The proposal is still at "speculative" confidence and is being explored rather than advocated
The structural mechanism is so novel that historical parallels are unlikely to exist (in which case, say so explicitly — the absence of precedent is itself informative)

What this protocol does not do

The historical parallel test does not prove that a reform will succeed or fail. Historical cases are not controlled experiments. Context matters enormously, and no two reform situations are identical.

What the test does is raise the empirical bar. It forces the project to look beyond structural logic and ask: "When something like this has been tried, what actually happened?" That question disciplines the project's proposals in a way that pure analytical reasoning cannot.

The test also does not substitute for domain expertise. An AI agent can identify plausible historical parallels, but assessing whether the parallel is genuinely valid — whether the structural similarity holds at the level of detail that matters — requires someone who knows the domain.
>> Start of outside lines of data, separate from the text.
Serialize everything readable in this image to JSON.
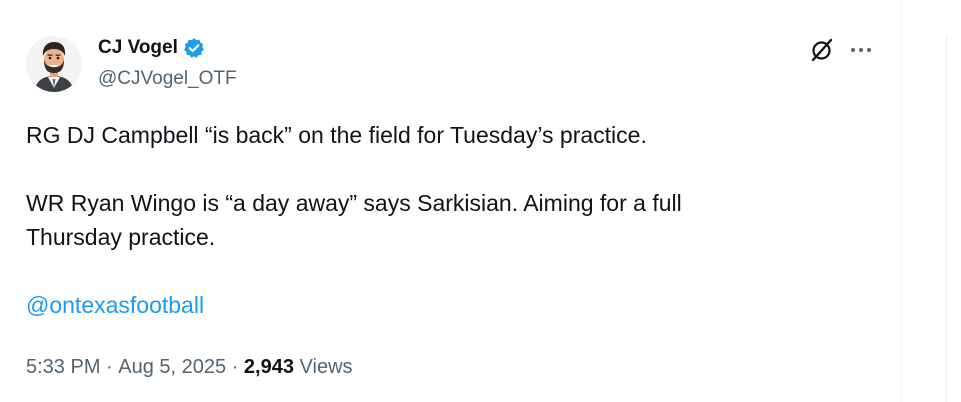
{
  "author": {
    "display_name": "CJ Vogel",
    "handle": "@CJVogel_OTF",
    "verified": true,
    "avatar_icon": "cartoon-man-avatar"
  },
  "actions": {
    "grok_icon": "grok-slash-icon",
    "more_icon": "more-dots-icon"
  },
  "tweet": {
    "line1": "RG DJ Campbell “is back” on the field for Tuesday’s practice.",
    "line2": "WR Ryan Wingo is “a day away” says Sarkisian. Aiming for a full",
    "line3": "Thursday practice.",
    "mention": "@ontexasfootball"
  },
  "meta": {
    "time": "5:33 PM",
    "separator": " · ",
    "date": "Aug 5, 2025",
    "views_count": "2,943",
    "views_label": " Views"
  },
  "colors": {
    "link": "#1d9bf0",
    "secondary_text": "#536471",
    "primary_text": "#0f1419",
    "verified_badge": "#1d9bf0"
  }
}
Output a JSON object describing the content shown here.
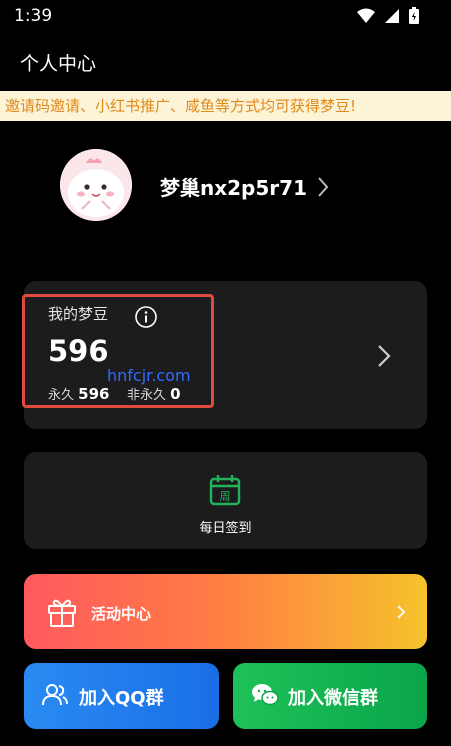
{
  "status_bar": {
    "time": "1:39",
    "icons": [
      "wifi-icon",
      "signal-icon",
      "battery-icon"
    ]
  },
  "header": {
    "title": "个人中心"
  },
  "notice": {
    "text": "邀请码邀请、小红书推广、咸鱼等方式均可获得梦豆!"
  },
  "profile": {
    "username": "梦巢nx2p5r71",
    "avatar": "avatar-image"
  },
  "beans": {
    "label": "我的梦豆",
    "total": "596",
    "permanent_label": "永久",
    "permanent_value": "596",
    "temporary_label": "非永久",
    "temporary_value": "0"
  },
  "watermark": "hnfcjr.com",
  "checkin": {
    "label": "每日签到",
    "calendar_text": "周"
  },
  "activity": {
    "label": "活动中心"
  },
  "groups": {
    "qq_label": "加入QQ群",
    "wechat_label": "加入微信群"
  },
  "colors": {
    "background": "#000000",
    "card": "#1c1c1e",
    "notice_bg": "#fdf3d7",
    "notice_text": "#e08a1a",
    "highlight_border": "#e04a3c",
    "checkin_green": "#21b25a",
    "qq_blue": "#1a6ee6",
    "wechat_green": "#0aa54a"
  }
}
The verification requirement exists to make this limitation explicit.

Relationship to other protocols

Adversarial Review Protocol: The adversarial protocol challenges claims. The historical parallel test grounds claims in evidence. An adversarial reviewer who argues "this will fail" should be met with historical evidence, not just structural rebuttal. The two protocols are natural complements.
Coherence Audit Protocol: Each historical parallel section added to the Systems Framework is new content that could introduce coherence drift. The coherence audit should check that historical grounding sections are consistent with the Principles and Problem Map.
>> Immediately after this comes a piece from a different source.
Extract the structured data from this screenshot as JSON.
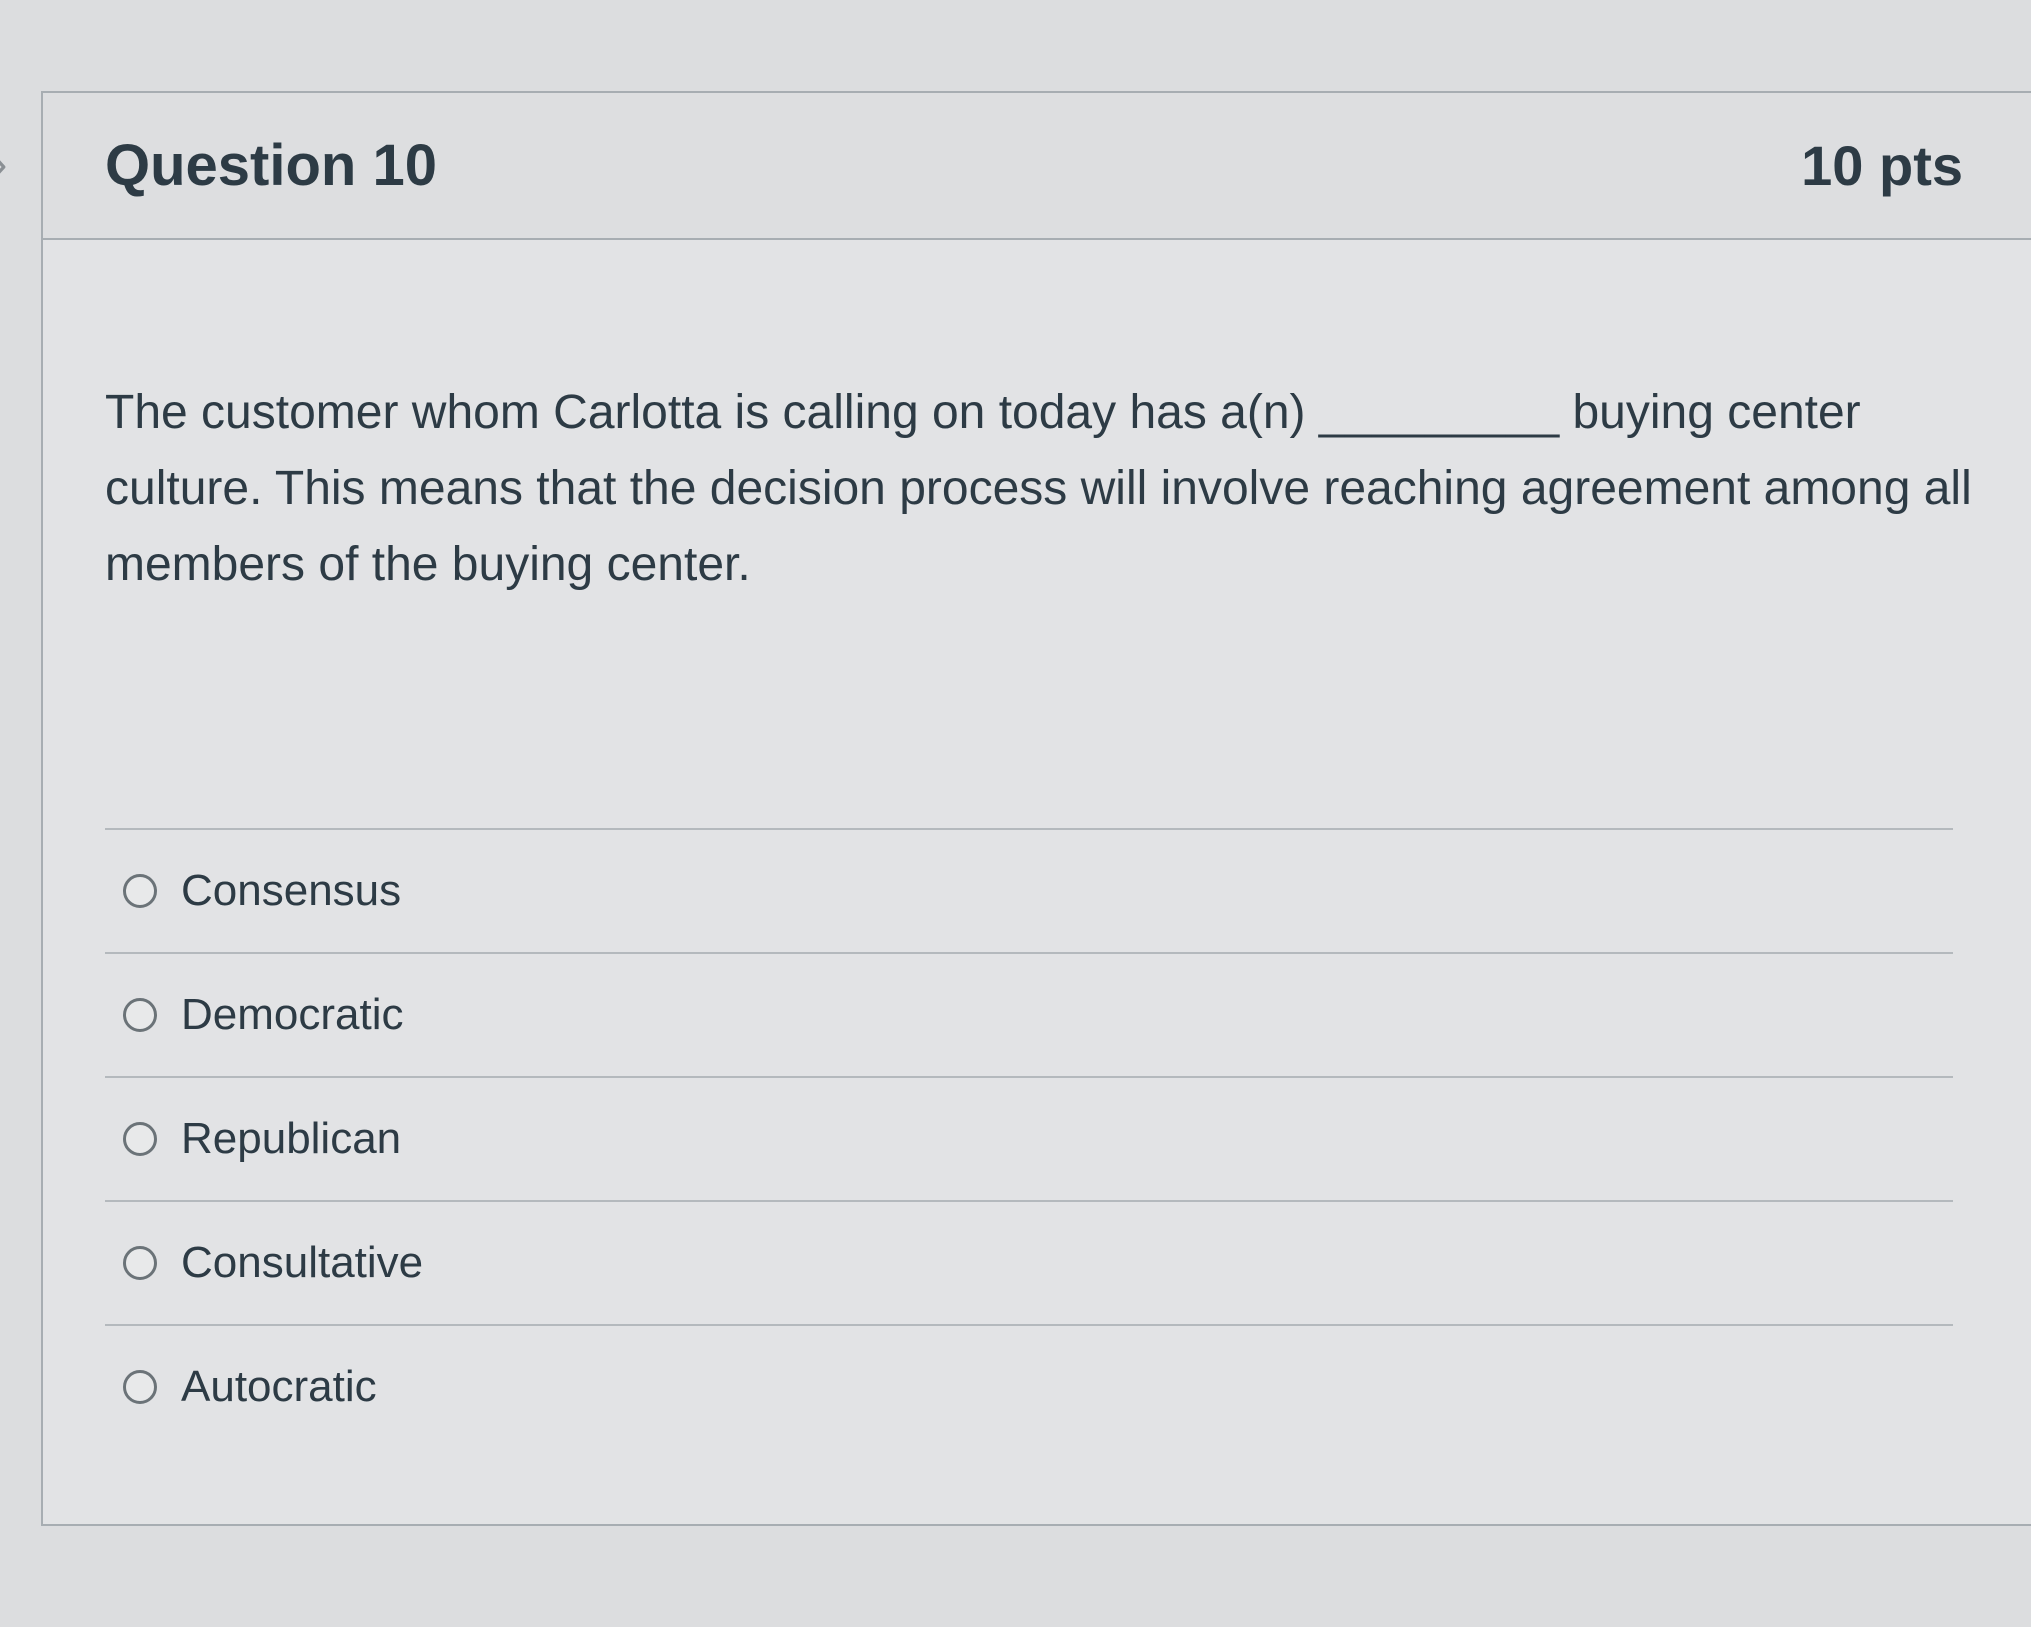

Relationship to project principles

Principle 14 (Truth and evidence must be protected as public goods): The project's reform proposals should be grounded in the best available evidence, not just the best available reasoning. Historical grounding is a direct application of this commitment.
Principle 9 (Institutions should be designed for competence and trust, not theater): Reform proposals that are not empirically grounded risk being institutional theater — intellectually impressive but practically unmoored. Historical testing is a competence check.
CONTRIBUTING.md quality standards: Contributions must be "evidenced" and "aware of tradeoffs." The historical parallel test operationalizes both requirements for the project's most consequential claims.
CONTRIBUTING.md, Case studies section: "Documented examples of what has worked, what has failed, and why. Real-world evidence is the backbone of credible system design." The historical parallel test is a structured method for seeking that evidence.